EL SIERVO DE IULIUS

VIDA DE JESÚS DE NAZARET


La fe te cura
Curación del criado del Centurión
"No soy digno de que entres en mi casa"

Documento atribuido a un anciano de Cafarnaúm:

—Señor Nehemías: vengo de parte del centurión —me dijo apurado el criado que acababa de tocar a mi puerta—. Él necesita que venga usted a su casa.

—Por supuesto; voy ahora mismo; pero, ¿qué necesita de mí?

—No lo sé; está muy nervioso y agitado.
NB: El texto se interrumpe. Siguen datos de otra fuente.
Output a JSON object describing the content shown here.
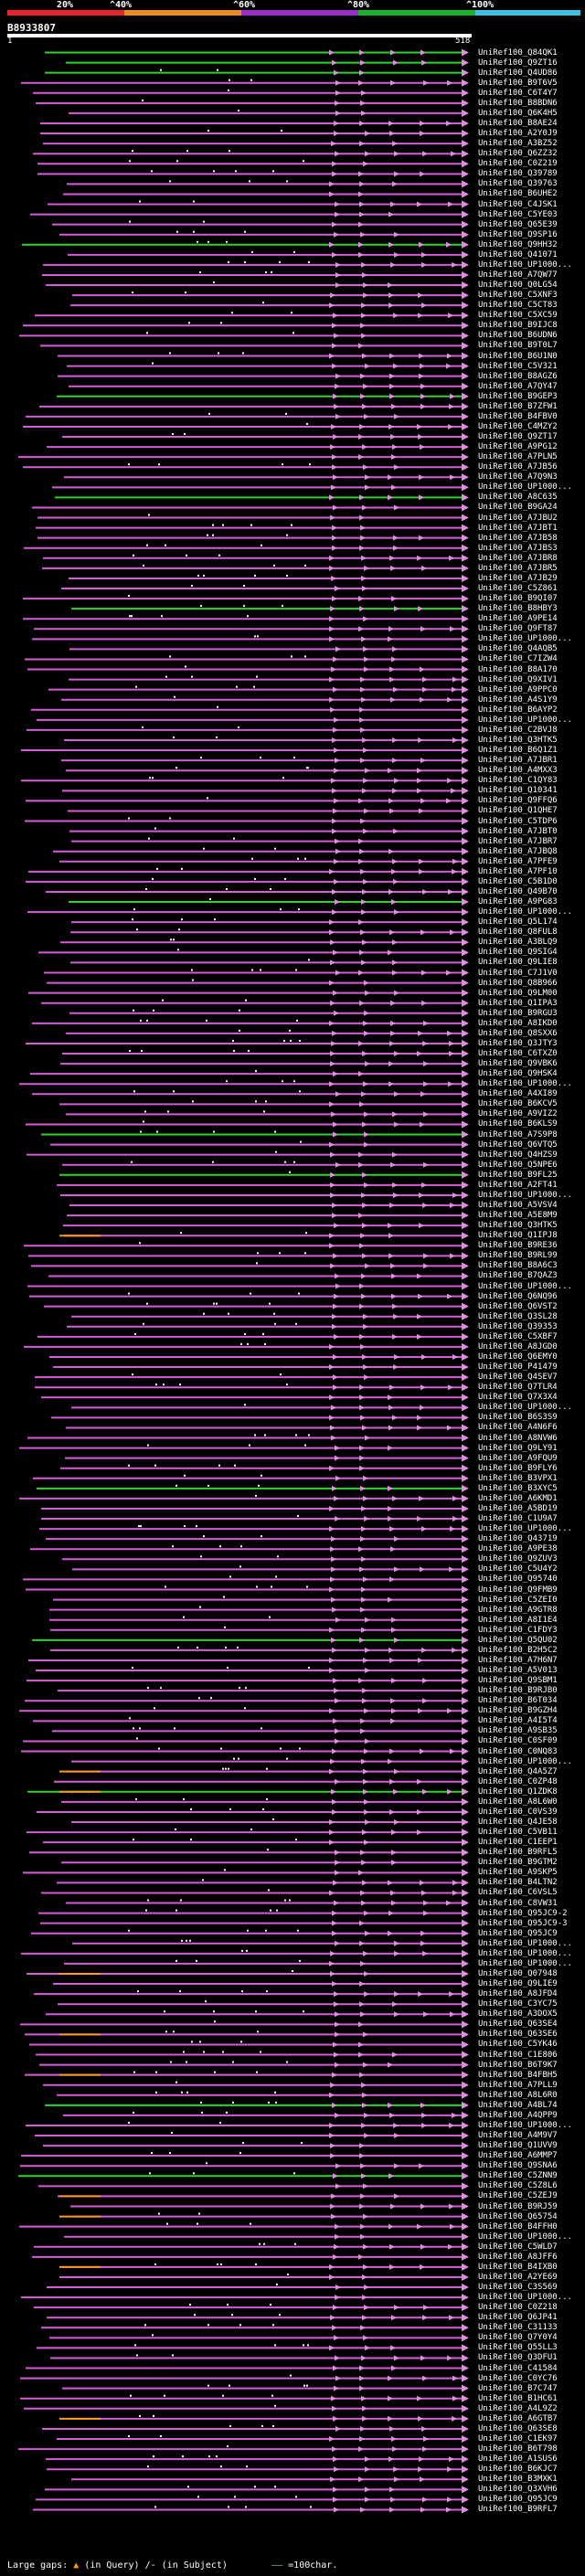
{
  "scale": {
    "labels": [
      "20%",
      "^40%",
      "^60%",
      "^80%",
      "^100%"
    ],
    "colors": [
      "#e8242f",
      "#ef8a1f",
      "#9b2fc9",
      "#19b32b",
      "#3ec0e0"
    ]
  },
  "query": {
    "id": "B8933807",
    "start": "1",
    "end": "518"
  },
  "colors": {
    "magenta": "#d65cd6",
    "green": "#2bd42b",
    "orange": "#ff9a1a",
    "arrow": "#e08ce0"
  },
  "hits": [
    "UniRef100_Q84QK1",
    "UniRef100_Q9ZT16",
    "UniRef100_Q4UD86",
    "UniRef100_B9T6V5",
    "UniRef100_C6T4Y7",
    "UniRef100_B8BDN6",
    "UniRef100_Q6K4H5",
    "UniRef100_B8AE24",
    "UniRef100_A2Y0J9",
    "UniRef100_A3BZ52",
    "UniRef100_Q6ZZ32",
    "UniRef100_C0Z219",
    "UniRef100_Q39789",
    "UniRef100_Q39763",
    "UniRef100_B6UHE2",
    "UniRef100_C4JSK1",
    "UniRef100_C5YE03",
    "UniRef100_Q65E39",
    "UniRef100_Q9SP16",
    "UniRef100_Q9HH32",
    "UniRef100_Q41071",
    "UniRef100_UP1000...",
    "UniRef100_A7QW77",
    "UniRef100_Q0LG54",
    "UniRef100_C5XNF3",
    "UniRef100_C5CT83",
    "UniRef100_C5XC59",
    "UniRef100_B9IJC8",
    "UniRef100_B6UDN6",
    "UniRef100_B9T0L7",
    "UniRef100_B6U1N0",
    "UniRef100_C5V321",
    "UniRef100_B8AGZ6",
    "UniRef100_A7QY47",
    "UniRef100_B9GEP3",
    "UniRef100_B7ZFW1",
    "UniRef100_B4FBV0",
    "UniRef100_C4MZY2",
    "UniRef100_Q9ZT17",
    "UniRef100_A9PG12",
    "UniRef100_A7PLN5",
    "UniRef100_A7JB56",
    "UniRef100_A7Q9N3",
    "UniRef100_UP1000...",
    "UniRef100_A8C635",
    "UniRef100_B9GA24",
    "UniRef100_A7JBU2",
    "UniRef100_A7JBT1",
    "UniRef100_A7JB58",
    "UniRef100_A7JBS3",
    "UniRef100_A7JBR8",
    "UniRef100_A7JBR5",
    "UniRef100_A7JB29",
    "UniRef100_C5Z861",
    "UniRef100_B9QI07",
    "UniRef100_B8HBY3",
    "UniRef100_A9PE14",
    "UniRef100_Q9FT87",
    "UniRef100_UP1000...",
    "UniRef100_Q4AQB5",
    "UniRef100_C7IZW4",
    "UniRef100_B8A170",
    "UniRef100_Q9XIV1",
    "UniRef100_A9PPC0",
    "UniRef100_A4S1Y9",
    "UniRef100_B6AYP2",
    "UniRef100_UP1000...",
    "UniRef100_C2BVJ8",
    "UniRef100_Q3HTK5",
    "UniRef100_B6Q1Z1",
    "UniRef100_A7JBR1",
    "UniRef100_A4MXX3",
    "UniRef100_C1QY83",
    "UniRef100_Q10341",
    "UniRef100_Q9FFQ6",
    "UniRef100_Q1QHE7",
    "UniRef100_C5TDP6",
    "UniRef100_A7JBT0",
    "UniRef100_A7JBR7",
    "UniRef100_A7JBQ8",
    "UniRef100_A7PFE9",
    "UniRef100_A7PF10",
    "UniRef100_C5B1D0",
    "UniRef100_Q49B70",
    "UniRef100_A9PG83",
    "UniRef100_UP1000...",
    "UniRef100_Q5L174",
    "UniRef100_Q8FUL8",
    "UniRef100_A3BLQ9",
    "UniRef100_Q9SIG4",
    "UniRef100_Q9LIE8",
    "UniRef100_C7J1V0",
    "UniRef100_Q8B966",
    "UniRef100_Q9LM00",
    "UniRef100_Q1IPA3",
    "UniRef100_B9RGU3",
    "UniRef100_A8IKD0",
    "UniRef100_Q8SXX6",
    "UniRef100_Q3JTY3",
    "UniRef100_C6TXZ0",
    "UniRef100_Q9VBK6",
    "UniRef100_Q9HSK4",
    "UniRef100_UP1000...",
    "UniRef100_A4XI89",
    "UniRef100_B6KCV5",
    "UniRef100_A9VIZ2",
    "UniRef100_B6KLS9",
    "UniRef100_A7S9P8",
    "UniRef100_Q6VTQ5",
    "UniRef100_Q4HZS9",
    "UniRef100_Q5NPE6",
    "UniRef100_B9FL25",
    "UniRef100_A2FT41",
    "UniRef100_UP1000...",
    "UniRef100_A5VSV4",
    "UniRef100_A5E8M9",
    "UniRef100_Q3HTK5",
    "UniRef100_Q1IPJ8",
    "UniRef100_B9RE36",
    "UniRef100_B9RL99",
    "UniRef100_B8A6C3",
    "UniRef100_B7QAZ3",
    "UniRef100_UP1000...",
    "UniRef100_Q6NQ96",
    "UniRef100_Q6VST2",
    "UniRef100_Q3SL28",
    "UniRef100_Q39353",
    "UniRef100_C5XBF7",
    "UniRef100_A8JGD0",
    "UniRef100_Q6EMY0",
    "UniRef100_P41479",
    "UniRef100_Q4SEV7",
    "UniRef100_Q7TLR4",
    "UniRef100_Q7X3X4",
    "UniRef100_UP1000...",
    "UniRef100_B6S3S9",
    "UniRef100_A4N6F6",
    "UniRef100_A8NVW6",
    "UniRef100_Q9LY91",
    "UniRef100_A9FQU9",
    "UniRef100_B9FLY6",
    "UniRef100_B3VPX1",
    "UniRef100_B3XYC5",
    "UniRef100_A6KMD1",
    "UniRef100_A5BD19",
    "UniRef100_C1U9A7",
    "UniRef100_UP1000...",
    "UniRef100_Q43719",
    "UniRef100_A9PE38",
    "UniRef100_Q9ZUV3",
    "UniRef100_C5U4Y2",
    "UniRef100_Q95740",
    "UniRef100_Q9FMB9",
    "UniRef100_C5ZEI0",
    "UniRef100_A9GTR8",
    "UniRef100_A8I1E4",
    "UniRef100_C1FDY3",
    "UniRef100_Q5QU02",
    "UniRef100_B2H5C2",
    "UniRef100_A7H6N7",
    "UniRef100_A5V013",
    "UniRef100_Q9SBM1",
    "UniRef100_B9RJB0",
    "UniRef100_B6T034",
    "UniRef100_B9GZH4",
    "UniRef100_A4I5T4",
    "UniRef100_A9SB35",
    "UniRef100_C0SF09",
    "UniRef100_C0NQ83",
    "UniRef100_UP1000...",
    "UniRef100_Q4A5Z7",
    "UniRef100_C0ZP48",
    "UniRef100_Q1ZDK8",
    "UniRef100_A8L6W0",
    "UniRef100_C0VS39",
    "UniRef100_Q4JE58",
    "UniRef100_C5VB11",
    "UniRef100_C1EEP1",
    "UniRef100_B9RFL5",
    "UniRef100_B9GTM2",
    "UniRef100_A9SKP5",
    "UniRef100_B4LTN2",
    "UniRef100_C6VSL5",
    "UniRef100_C8VW31",
    "UniRef100_Q95JC9-2",
    "UniRef100_Q95JC9-3",
    "UniRef100_Q95JC9",
    "UniRef100_UP1000...",
    "UniRef100_UP1000...",
    "UniRef100_UP1000...",
    "UniRef100_Q07948",
    "UniRef100_Q9LIE9",
    "UniRef100_A8JFD4",
    "UniRef100_C3YC75",
    "UniRef100_A3DOX5",
    "UniRef100_Q63SE4",
    "UniRef100_Q63SE6",
    "UniRef100_C5YK46",
    "UniRef100_C1E806",
    "UniRef100_B6T9K7",
    "UniRef100_B4FBH5",
    "UniRef100_A7PLL9",
    "UniRef100_A8L6R0",
    "UniRef100_A4BL74",
    "UniRef100_A4QPP9",
    "UniRef100_UP1000...",
    "UniRef100_A4M9V7",
    "UniRef100_Q1UVV9",
    "UniRef100_A6MMP7",
    "UniRef100_Q9SNA6",
    "UniRef100_C5ZNN9",
    "UniRef100_C5Z8L6",
    "UniRef100_C5ZEJ9",
    "UniRef100_B9RJ59",
    "UniRef100_Q65754",
    "UniRef100_B4FFH0",
    "UniRef100_UP1000...",
    "UniRef100_C5WLD7",
    "UniRef100_A8JFF6",
    "UniRef100_B4IXB0",
    "UniRef100_A2YE69",
    "UniRef100_C3S569",
    "UniRef100_UP1000...",
    "UniRef100_C0Z218",
    "UniRef100_Q6JP41",
    "UniRef100_C31133",
    "UniRef100_Q7Y0Y4",
    "UniRef100_Q55LL3",
    "UniRef100_Q3DFU1",
    "UniRef100_C41584",
    "UniRef100_C0YC76",
    "UniRef100_B7C747",
    "UniRef100_B1HC61",
    "UniRef100_A4L9Z2",
    "UniRef100_A6GTB7",
    "UniRef100_Q63SE8",
    "UniRef100_C1EK97",
    "UniRef100_B6T798",
    "UniRef100_A1SUS6",
    "UniRef100_B6KJC7",
    "UniRef100_B3MXK1",
    "UniRef100_Q3XVH6",
    "UniRef100_Q95JC9",
    "UniRef100_B9RFL7"
  ],
  "legend": {
    "text_prefix": "Large gaps:",
    "query_gap": "(in Query)",
    "separator": "/-",
    "subject_gap": "(in Subject)",
    "key_mark": "——",
    "key_text": "=100char."
  }
}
Tenemos un problema muy grande: uno de sus criados se está muriendo.

—¿Y qué puedo hacer yo? —le pregunté.

—No lo sé, mi señor; por favor, solo venga a su casa.

—Sí, sí —le dije—; iré ahora mismo contigo.
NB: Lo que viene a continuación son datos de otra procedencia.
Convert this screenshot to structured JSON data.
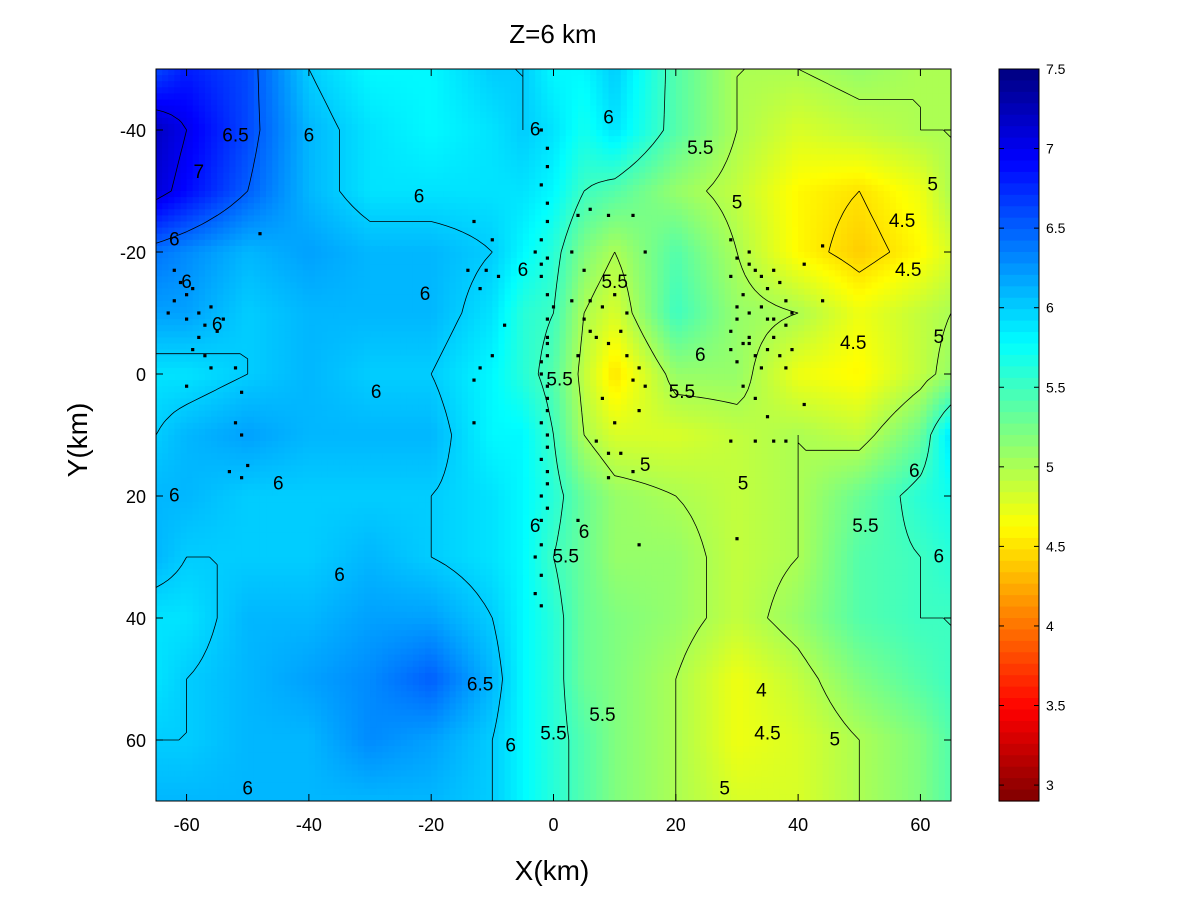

Salimos en medio de la noche, atravesando unas pocas calles; Cafarnaúm no era una ciudad grande y sus calles estrechas, invitaban a la confidencia.

—¿De dónde eres? —le pregunté.

—Soy egipcio, mi señor —me respondió.

—¿Y hace mucho tiempo que estás con Iulius? —el criado me miró curioso de que yo me interesara por él.

—Desde que nací, mi señor —yo asentí lentamente, mientras seguíamos caminando.

—¿Y qué opinas de Iulius? —el criado  sonrió, y miró al suelo diciendo:

—Es el mejor amo, mi señor; yo he visto a otros amos maltratar a sus esclavos; los amarran y les ponen el collar que dice la leyenda en latín: “Tene me ne fugia et revoca me dominum meum”, o sea: "Retenme para que no escape, y devuélveme a mi dueño”, En cambio, el amo Iulius nos trata como a gente de su casa y hasta ha hecho que nos enseñen a leer—. Yo levanté las cejas en señal de admiración; no me podía creer tanta bondad.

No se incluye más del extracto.